Y estamos en este camino. Nada hemos ganado, pero mucho hemos dejado de perder en estos últimos tiempos. La razón asiste a la reforma, y es deber de todos nosotros, de este Congreso, contribuir no solo a desmontar un sistema de control injusto y en no pocos casos criminal; sino también proponer nuevas formas de relación con las drogas.

Todos aquí sabemos que las drogas son ambivalentes. Cura y veneno, como dice el antiguo concepto griego, las sustancias plantean retos complejos para la sociedad. No hay soluciones fáciles, no se trata de dividirnos entre el bien y el mal, sino de reconocerlas en su justa dimensión, y de actuar conforme el sentido común y los principios de libertad, información, reducción de riesgos y daños, responsabilidad y respeto a los derechos humanos, como los pilares de una nueva política hacia ellas.

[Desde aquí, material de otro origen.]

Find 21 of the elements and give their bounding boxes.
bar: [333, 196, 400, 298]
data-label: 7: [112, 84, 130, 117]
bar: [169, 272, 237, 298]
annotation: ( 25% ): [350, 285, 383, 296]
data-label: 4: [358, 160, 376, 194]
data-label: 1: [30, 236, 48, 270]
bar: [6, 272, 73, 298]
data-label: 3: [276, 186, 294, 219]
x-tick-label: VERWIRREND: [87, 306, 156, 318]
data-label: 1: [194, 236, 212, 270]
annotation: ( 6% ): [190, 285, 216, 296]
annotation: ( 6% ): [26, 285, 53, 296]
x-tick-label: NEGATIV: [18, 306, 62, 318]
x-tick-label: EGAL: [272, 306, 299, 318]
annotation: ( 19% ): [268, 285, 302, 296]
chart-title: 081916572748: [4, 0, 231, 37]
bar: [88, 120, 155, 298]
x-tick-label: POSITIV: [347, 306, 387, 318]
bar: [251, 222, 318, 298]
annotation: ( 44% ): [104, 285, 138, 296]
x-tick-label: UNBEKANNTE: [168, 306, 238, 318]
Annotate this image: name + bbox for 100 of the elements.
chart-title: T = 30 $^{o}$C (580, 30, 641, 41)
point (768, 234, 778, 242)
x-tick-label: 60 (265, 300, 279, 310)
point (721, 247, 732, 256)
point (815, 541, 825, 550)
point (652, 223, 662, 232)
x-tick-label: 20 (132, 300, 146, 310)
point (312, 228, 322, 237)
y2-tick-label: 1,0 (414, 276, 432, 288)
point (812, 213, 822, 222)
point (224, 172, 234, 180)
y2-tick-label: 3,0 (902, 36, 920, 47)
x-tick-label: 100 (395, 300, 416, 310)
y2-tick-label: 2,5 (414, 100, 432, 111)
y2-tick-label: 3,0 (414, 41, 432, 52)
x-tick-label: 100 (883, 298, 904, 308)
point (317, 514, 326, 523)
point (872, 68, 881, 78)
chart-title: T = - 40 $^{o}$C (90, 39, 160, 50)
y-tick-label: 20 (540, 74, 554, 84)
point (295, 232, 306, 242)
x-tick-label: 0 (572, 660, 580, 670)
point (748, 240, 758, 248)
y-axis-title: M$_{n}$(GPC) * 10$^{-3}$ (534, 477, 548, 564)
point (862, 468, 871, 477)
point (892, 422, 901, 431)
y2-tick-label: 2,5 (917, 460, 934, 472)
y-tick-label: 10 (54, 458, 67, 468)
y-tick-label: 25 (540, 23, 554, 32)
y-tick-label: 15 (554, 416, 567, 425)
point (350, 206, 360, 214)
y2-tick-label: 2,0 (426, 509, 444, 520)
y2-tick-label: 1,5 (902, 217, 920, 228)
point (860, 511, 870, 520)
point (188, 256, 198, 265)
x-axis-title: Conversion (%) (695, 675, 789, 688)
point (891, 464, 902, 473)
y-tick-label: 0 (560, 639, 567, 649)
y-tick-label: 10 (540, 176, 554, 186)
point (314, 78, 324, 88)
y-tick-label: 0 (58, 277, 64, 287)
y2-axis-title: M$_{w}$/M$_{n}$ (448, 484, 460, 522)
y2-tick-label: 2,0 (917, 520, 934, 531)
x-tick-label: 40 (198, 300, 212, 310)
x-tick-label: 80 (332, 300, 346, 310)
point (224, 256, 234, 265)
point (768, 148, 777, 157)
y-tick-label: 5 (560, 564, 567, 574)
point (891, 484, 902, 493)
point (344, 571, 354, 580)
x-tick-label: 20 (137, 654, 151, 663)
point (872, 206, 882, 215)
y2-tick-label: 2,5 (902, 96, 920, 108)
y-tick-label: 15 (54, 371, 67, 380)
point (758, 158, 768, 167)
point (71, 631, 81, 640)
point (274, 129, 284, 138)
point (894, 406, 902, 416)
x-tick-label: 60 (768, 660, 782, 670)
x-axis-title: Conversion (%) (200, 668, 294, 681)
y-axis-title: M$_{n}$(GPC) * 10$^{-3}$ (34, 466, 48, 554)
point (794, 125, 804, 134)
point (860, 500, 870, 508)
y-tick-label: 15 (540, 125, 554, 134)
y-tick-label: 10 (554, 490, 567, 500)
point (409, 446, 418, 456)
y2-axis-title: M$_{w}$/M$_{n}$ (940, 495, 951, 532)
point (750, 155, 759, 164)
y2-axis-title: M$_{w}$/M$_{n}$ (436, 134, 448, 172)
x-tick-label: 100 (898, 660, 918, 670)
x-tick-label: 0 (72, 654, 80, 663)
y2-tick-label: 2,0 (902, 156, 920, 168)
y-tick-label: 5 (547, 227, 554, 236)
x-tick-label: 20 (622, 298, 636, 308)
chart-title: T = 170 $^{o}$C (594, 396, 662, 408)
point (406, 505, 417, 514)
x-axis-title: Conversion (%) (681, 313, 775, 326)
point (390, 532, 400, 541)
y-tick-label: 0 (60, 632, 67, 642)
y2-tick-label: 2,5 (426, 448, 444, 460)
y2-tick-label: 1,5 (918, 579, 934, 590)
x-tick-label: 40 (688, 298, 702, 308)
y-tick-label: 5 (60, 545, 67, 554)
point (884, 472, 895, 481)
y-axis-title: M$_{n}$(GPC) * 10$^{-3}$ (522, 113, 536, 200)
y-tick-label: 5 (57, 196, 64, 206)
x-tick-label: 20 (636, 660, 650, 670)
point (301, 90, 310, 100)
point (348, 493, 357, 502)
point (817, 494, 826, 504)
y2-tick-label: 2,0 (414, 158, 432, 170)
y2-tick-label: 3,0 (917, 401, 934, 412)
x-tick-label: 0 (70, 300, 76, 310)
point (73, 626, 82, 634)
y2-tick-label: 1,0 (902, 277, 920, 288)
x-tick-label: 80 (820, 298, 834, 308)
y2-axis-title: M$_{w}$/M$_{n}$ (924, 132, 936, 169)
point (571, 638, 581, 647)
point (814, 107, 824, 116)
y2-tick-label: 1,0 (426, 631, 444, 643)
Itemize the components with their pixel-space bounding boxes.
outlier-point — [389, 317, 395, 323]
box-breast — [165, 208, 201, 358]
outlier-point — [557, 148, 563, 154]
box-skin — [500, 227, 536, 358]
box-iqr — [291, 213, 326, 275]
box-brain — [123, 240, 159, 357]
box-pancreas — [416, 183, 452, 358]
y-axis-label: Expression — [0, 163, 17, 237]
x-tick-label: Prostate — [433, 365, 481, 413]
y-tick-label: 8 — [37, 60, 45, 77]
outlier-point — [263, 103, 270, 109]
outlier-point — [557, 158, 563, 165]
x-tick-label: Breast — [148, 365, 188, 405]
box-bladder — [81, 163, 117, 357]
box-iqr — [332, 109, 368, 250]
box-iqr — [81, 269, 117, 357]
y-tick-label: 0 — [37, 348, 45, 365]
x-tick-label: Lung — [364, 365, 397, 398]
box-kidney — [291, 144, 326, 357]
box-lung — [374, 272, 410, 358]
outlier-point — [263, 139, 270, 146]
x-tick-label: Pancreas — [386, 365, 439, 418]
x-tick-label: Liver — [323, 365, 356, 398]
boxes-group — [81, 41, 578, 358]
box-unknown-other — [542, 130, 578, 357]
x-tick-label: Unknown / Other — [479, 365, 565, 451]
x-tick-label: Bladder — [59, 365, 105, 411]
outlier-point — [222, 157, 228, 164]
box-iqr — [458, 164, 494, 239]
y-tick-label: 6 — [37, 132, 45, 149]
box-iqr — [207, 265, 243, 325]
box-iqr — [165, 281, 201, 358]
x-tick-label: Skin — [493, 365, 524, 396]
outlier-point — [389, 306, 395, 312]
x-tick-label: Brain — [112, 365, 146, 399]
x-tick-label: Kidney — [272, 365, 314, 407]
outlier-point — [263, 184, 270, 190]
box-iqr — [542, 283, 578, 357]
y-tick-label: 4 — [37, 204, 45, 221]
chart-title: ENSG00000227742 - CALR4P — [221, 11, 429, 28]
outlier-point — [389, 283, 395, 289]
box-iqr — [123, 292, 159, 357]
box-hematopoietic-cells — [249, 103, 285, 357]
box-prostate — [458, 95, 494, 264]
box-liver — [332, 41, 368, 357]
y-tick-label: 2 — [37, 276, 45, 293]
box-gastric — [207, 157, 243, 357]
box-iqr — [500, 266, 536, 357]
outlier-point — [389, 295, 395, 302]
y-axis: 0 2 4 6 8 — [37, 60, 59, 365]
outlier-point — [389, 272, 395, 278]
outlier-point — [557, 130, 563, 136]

Por eso, este Congreso Drogas, Política y Cultura: perspectivas Brasil-México, reúne a una comunidad plural, que ahora debe dialogar y proponer. Todos podemos poner algo de nuestra parte para pasar de la denuncia a la construcción de una nueva relación de todos con las drogas. Me parece que es ésta la intención última de un evento como el que hoy nos reúne. Bia lo intuye, y nos lo deslizó hace poco en un correo. Estamos aquí por un ideal justo.

Mucho éxito pues a todos, y que estos días sirvan para revelar a otros y a nosotros mismos cuáles son los mejores caminos para dejar de nombrar al fenómeno de las drogas como un “problema”, para convertirlas, mejor, en parte de las solución. Es tiempo de encarar con franqueza y honestidad un sistema de control basado en el prejuicio y la hipocresía, cuyas consecuencias son el atropello de los derechos de millones de personas en todo el mundo en nombre de una moral que ya nada, o casi nada, tiene que ver con una realidad inocultable en Brasil, en México, en Latinoamérica y en el resto del mundo.

Enhorabuena entonces, y muchas gracias.